Yes it did. I believe it was late last year. My stealths are 6 months old but are the older models without the lights. The newer ones are more expensive.


----------



## target (Apr 21, 2010)

Damn, mine are also the old stealths without the light. I always have liked that visual reminder that the heater is still working.


----------



## jkam (Apr 21, 2010)

looks like i'll be purchasing stealths and hydors from now on then


----------



## charles (Apr 21, 2010)

There is also someone who posted about their steath blow up the side of the tank. So really, un-plug your heater when you drain your tank. 
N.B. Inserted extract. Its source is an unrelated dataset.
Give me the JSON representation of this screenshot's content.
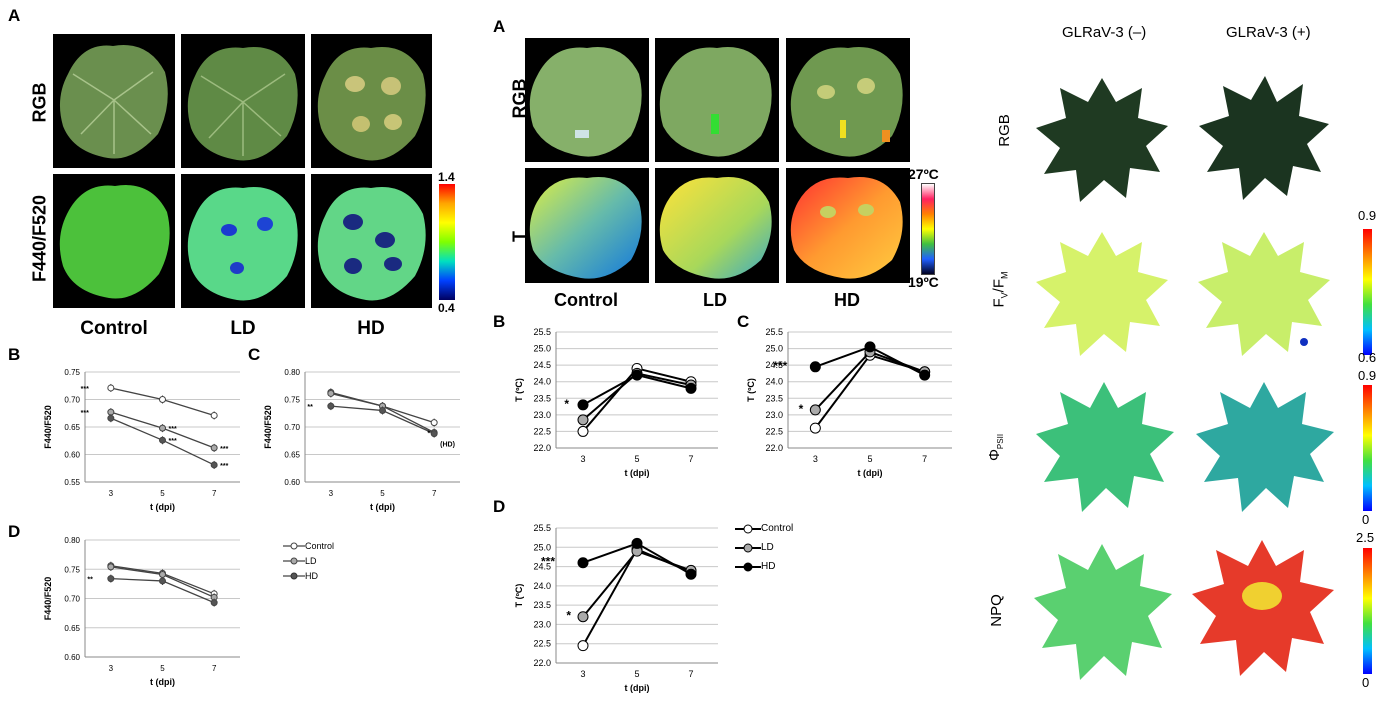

One thing about the steath, or the shatter-proof one, it takes longer to heat up the tank. I normally use a 150w ebo for my 50g, but with steath, I need to use a 200w for the same tank.


----------



## seanyuki (Apr 22, 2010)

The older model is just stealth and the new model is Stealth Pro with light indicator......the new model got some bad reviews.....I still like the Rena Smart heaters plus it has also an indicator light & unbreakable too



jkam said:


> I thought the stealth ones don't have indicator lights? did that recently change?


----------



## jkam (Apr 21, 2010)

I also have the Rena ones and I find it doesn't heat it up as quickly as my other heaters. 

I really like the hydor inlines though.


----------



## 2wheelsx2 (Apr 21, 2010)

At least you won't have to worry about them being out of water if you go inline.


----------